Volleyball 2. Bundesliga Frauen

Der perfekte Start für den VC Printus Offenburg

Wolfram Köhli

Von Wolfram Köhli

Sa, 13. Januar 2018 um 22:24 Uhr

Volleyball

Für den Tabellenführer VC Printus Offenburg begann das neue Jahr, wie das alte geendet hatte: mit einem Erfolg. Beim 3:0 sah der MTV Stuttgart II am Samstag kein Land in der Ortenau.

Neues Jahr und gleich eine neue Situation. Der personell eh nicht üppig ausgestattete Kader des VC Printus Offenburg musste am Samstag gleich auf zwei Akteurinnen verzichten. Nele Iwohn wurde seit Dienstag von einem Virusinfekt, Lisa Solleder von muskulären Problemen im Rücken geplagt. Erstere meldete sich am Samstag zum Vormittagstraining zurück. Aber mit Ball hatte sie bis zum Spiel nicht gearbeitet – und so bleib sie auf der Bank. Lisa Solleder, mit 33 Jahren die älteste Akteurin im Kader, musste wegen unsicherer Diagnose pausieren.
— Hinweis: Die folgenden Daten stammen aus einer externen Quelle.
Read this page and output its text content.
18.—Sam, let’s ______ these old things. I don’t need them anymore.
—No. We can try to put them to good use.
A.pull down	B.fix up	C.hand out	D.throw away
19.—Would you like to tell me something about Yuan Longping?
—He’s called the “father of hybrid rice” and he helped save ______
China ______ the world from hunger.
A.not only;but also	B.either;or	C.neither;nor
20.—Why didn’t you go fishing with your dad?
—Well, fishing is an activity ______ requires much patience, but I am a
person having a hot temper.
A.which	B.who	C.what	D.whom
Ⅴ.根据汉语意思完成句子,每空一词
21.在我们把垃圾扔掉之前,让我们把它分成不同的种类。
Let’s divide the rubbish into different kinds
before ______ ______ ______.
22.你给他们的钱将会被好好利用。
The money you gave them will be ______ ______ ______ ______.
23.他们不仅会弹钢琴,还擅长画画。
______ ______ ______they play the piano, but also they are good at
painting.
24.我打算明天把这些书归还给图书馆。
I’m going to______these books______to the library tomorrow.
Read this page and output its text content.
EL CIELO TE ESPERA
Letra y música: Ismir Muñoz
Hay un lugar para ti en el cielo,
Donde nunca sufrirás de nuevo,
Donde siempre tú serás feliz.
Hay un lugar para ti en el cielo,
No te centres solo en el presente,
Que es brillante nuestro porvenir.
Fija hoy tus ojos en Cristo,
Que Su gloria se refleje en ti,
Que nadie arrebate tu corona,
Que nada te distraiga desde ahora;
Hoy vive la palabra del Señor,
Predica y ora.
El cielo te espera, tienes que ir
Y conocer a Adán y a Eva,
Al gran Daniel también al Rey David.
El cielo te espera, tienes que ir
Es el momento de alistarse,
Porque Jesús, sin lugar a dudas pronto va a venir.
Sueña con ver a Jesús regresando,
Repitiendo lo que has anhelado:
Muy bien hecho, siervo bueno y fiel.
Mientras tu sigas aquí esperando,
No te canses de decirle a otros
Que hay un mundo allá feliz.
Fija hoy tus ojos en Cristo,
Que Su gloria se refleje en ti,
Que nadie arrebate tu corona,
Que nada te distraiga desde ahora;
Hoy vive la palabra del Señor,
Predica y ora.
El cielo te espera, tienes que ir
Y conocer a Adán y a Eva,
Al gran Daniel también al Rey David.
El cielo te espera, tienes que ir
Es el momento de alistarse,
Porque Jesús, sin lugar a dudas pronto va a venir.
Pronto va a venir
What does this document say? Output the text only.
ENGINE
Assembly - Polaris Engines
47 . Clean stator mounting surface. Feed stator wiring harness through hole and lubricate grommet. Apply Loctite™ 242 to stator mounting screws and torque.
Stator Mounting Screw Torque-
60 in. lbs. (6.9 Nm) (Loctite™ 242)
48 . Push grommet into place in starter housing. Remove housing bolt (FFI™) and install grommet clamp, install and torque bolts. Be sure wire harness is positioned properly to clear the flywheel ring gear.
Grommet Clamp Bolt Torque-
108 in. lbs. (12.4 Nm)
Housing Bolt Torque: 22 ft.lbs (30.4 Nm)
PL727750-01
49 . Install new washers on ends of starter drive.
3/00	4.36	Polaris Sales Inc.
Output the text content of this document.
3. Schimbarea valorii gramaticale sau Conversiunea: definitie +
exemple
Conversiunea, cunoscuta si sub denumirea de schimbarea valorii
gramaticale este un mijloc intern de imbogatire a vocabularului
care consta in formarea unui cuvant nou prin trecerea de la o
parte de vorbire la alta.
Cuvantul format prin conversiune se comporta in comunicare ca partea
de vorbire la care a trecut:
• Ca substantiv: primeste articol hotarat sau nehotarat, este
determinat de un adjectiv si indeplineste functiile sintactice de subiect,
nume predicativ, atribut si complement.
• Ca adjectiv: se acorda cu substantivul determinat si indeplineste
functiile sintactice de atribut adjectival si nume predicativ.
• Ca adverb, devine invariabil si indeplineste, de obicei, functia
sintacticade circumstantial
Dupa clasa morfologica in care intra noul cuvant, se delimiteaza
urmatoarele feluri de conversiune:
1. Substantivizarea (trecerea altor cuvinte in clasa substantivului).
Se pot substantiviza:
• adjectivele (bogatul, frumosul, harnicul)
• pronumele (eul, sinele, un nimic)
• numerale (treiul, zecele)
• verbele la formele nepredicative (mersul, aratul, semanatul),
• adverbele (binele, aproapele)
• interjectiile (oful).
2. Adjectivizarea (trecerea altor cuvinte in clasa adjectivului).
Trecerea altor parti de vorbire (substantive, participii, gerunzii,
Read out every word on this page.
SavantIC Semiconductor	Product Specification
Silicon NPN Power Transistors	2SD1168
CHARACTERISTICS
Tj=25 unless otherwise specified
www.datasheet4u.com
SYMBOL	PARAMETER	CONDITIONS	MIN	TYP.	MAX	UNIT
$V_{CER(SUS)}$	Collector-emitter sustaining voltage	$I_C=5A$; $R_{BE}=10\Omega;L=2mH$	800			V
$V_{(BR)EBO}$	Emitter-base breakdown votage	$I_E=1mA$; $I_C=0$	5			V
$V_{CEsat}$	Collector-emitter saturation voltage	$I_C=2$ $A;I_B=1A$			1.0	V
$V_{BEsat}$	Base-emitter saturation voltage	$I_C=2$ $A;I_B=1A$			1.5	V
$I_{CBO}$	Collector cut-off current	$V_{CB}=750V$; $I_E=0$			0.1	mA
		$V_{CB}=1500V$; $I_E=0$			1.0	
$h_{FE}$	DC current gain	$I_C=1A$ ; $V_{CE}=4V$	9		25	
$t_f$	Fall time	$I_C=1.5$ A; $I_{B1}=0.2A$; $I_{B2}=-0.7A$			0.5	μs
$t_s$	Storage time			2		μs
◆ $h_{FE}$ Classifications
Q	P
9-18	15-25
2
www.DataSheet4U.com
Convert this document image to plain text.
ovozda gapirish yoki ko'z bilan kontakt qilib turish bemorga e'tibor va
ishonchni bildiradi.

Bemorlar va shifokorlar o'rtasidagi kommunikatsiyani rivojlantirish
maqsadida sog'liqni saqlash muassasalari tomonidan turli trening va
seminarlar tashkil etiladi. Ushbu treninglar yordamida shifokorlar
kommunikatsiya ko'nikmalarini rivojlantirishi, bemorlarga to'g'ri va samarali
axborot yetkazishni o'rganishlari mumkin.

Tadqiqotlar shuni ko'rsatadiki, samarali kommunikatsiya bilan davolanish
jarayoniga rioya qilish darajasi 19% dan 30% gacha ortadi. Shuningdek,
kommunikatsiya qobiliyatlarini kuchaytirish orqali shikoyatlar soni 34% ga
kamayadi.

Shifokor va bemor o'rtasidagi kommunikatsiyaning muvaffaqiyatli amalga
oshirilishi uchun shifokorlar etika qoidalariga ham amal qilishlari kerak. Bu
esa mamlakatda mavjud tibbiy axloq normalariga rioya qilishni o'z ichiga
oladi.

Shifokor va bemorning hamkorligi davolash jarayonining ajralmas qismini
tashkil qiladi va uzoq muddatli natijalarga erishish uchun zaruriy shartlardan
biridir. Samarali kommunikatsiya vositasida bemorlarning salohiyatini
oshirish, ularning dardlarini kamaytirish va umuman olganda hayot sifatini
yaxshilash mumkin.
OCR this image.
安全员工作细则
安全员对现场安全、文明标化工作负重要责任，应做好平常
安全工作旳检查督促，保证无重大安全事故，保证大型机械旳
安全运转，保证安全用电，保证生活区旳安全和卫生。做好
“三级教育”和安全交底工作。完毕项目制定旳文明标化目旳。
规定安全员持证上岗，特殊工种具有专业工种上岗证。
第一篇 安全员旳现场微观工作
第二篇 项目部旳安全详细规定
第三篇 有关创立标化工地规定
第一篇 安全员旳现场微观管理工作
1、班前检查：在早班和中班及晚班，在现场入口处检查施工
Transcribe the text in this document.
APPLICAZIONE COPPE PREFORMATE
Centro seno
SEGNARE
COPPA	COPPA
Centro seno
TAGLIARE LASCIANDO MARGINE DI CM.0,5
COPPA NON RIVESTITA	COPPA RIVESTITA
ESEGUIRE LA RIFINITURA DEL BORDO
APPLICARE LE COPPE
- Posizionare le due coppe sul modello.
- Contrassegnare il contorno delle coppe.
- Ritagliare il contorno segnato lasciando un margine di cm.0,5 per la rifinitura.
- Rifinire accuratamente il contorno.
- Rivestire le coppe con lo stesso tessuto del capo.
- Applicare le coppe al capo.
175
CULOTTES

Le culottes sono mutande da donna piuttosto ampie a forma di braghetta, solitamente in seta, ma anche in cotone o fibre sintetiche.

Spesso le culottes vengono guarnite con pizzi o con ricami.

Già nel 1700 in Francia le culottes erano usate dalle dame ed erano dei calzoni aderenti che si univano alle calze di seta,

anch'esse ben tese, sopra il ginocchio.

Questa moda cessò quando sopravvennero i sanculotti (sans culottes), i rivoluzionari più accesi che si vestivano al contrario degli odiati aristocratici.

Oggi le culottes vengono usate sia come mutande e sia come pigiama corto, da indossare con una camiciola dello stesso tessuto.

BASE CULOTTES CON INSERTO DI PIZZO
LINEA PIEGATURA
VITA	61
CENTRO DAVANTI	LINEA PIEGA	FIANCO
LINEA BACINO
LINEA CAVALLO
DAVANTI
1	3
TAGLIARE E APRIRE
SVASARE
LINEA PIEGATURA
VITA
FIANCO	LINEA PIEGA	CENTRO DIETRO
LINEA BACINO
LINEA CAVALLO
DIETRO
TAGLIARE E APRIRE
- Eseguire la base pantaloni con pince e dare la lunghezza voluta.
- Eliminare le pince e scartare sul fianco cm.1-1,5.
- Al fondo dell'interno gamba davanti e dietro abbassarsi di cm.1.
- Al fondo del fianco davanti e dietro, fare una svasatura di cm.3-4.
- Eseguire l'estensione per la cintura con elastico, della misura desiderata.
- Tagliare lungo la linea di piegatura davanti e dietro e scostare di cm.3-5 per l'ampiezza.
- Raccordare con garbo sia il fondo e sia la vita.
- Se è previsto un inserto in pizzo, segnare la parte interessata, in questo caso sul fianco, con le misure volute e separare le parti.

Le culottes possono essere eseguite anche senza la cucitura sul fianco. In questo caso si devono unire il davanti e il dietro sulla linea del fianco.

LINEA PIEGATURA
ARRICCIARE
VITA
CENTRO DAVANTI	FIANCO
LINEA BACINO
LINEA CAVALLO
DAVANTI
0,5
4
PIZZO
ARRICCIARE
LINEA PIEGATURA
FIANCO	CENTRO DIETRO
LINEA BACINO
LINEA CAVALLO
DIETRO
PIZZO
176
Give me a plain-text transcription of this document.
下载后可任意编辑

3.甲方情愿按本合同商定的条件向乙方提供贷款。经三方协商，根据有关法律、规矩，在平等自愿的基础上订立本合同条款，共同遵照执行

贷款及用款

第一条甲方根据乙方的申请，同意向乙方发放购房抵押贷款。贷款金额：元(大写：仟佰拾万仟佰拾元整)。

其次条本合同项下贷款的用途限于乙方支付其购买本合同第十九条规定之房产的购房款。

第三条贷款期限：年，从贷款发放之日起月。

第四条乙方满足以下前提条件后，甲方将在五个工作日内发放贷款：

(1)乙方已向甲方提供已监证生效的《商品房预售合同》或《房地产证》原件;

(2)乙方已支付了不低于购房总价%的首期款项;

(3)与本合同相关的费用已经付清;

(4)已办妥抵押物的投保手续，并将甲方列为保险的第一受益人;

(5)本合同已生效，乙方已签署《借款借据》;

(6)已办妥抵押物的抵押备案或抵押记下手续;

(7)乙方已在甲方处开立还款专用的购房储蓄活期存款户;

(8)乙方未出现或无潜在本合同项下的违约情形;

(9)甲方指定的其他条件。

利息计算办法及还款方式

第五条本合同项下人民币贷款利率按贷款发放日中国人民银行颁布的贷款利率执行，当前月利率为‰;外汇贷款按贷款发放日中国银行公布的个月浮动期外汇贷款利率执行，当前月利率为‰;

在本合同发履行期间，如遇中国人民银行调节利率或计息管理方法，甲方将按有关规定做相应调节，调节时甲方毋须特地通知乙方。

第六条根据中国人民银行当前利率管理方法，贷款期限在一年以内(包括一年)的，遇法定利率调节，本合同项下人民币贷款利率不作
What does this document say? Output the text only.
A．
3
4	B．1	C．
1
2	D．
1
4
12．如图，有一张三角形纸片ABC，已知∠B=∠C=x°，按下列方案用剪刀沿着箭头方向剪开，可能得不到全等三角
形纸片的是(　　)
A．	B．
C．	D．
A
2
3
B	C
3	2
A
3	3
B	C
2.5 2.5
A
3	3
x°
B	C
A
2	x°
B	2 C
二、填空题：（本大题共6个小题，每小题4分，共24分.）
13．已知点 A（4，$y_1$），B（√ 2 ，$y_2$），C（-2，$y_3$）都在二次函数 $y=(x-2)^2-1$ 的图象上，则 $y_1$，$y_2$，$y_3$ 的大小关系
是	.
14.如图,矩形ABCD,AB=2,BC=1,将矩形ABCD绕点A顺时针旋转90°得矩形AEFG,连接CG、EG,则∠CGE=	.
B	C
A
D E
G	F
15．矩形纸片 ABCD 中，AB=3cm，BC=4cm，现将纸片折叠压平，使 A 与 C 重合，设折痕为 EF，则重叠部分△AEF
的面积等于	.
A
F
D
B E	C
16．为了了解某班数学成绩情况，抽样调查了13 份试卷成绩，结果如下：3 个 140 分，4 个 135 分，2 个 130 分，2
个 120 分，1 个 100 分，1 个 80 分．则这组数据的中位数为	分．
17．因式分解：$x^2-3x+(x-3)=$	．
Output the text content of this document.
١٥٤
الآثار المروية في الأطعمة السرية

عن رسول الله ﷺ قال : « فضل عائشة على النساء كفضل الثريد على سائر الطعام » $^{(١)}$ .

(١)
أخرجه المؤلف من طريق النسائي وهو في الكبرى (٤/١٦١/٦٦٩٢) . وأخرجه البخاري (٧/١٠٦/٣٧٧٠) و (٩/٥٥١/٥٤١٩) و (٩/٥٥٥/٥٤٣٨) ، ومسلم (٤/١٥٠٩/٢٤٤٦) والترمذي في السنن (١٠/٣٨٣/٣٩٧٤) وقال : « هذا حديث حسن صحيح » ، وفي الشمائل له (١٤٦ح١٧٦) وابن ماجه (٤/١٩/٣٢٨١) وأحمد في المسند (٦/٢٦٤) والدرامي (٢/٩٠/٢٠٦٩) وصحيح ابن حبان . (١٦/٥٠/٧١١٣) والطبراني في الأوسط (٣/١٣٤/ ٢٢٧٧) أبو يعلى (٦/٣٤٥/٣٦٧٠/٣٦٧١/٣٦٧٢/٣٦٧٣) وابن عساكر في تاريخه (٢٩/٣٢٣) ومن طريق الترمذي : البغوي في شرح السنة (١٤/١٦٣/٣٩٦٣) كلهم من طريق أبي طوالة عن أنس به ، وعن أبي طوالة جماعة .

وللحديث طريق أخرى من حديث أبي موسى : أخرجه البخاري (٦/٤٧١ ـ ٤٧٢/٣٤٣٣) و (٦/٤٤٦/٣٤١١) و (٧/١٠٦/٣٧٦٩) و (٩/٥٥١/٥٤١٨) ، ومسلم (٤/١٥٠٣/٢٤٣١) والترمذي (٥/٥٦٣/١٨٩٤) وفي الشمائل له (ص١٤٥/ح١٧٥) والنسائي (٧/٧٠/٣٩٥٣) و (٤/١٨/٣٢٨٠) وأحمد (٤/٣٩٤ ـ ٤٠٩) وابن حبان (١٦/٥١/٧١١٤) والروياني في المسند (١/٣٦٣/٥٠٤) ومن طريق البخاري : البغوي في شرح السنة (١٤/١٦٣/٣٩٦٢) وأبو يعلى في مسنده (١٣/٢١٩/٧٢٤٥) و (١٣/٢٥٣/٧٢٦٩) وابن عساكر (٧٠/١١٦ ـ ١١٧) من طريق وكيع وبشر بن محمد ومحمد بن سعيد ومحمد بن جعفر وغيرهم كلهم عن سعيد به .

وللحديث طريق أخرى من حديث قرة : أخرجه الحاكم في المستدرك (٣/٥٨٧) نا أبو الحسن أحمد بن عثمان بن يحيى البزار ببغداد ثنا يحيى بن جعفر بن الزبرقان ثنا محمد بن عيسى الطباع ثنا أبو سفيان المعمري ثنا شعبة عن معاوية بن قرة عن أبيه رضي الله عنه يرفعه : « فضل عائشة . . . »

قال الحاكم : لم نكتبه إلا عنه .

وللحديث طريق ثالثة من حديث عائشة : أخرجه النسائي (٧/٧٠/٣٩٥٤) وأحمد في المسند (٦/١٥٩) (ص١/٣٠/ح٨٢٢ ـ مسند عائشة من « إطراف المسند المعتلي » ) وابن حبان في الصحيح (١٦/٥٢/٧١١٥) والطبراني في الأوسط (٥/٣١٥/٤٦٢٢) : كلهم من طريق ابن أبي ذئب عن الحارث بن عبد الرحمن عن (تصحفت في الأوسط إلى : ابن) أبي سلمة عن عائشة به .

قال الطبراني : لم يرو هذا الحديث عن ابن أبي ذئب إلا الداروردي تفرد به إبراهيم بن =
Trainer Florian Völker sprach angesichts der neuen Situation vor dem Spiel, noch wisse er nicht, was später auf das Feld gezaubert werde. Und ein klein wenig hatte es mit Zauberei zu tun, auch wenn sich auf den ersten Blick nicht viel geändert hatte. Die Stammsechs zeigte sich kaum verändert. Für Nele Iwohn, die es zumindest auf den Spielberichtsbogen geschafft hatte, griff Alexandra Bura gegen ihre ehemaligen Vereinskolleginnen aus der Landeshauptstadt an. So war es kein Wunder, dass die Offenburgerinnen eine Weile brauchten, um den Zugang zur Partie zu finden.

Vor allem beim Block gegen die Diagonalangreiferinnen passte die Abstimmung kaum. Auf der Feldhälfte des Tabellenführers waren es zwei Spielerinnen, die mit überzeugenden Aktionen die frühe Wende vorbereiteten. Molly Karagyaurov mit ausgesprochen klugen und platzierten Schlägen sowie Pia Leweling. Die ehemalige Juniorennationalspielerin klärte die Situation mit machtvollen Angriffen und durfte sich zu Recht über die Auszeichnung als beste Akteurin ihres Teams feiern lassen. So war das 8:8 die Endstation der Hoffnung für die Bundesligareserve, die spätestens beim 15:10 nicht mehr an einen eigenen Erfolg glaubte. Mit 25:12 war Satz eins nach kaum 20 Minuten entschieden.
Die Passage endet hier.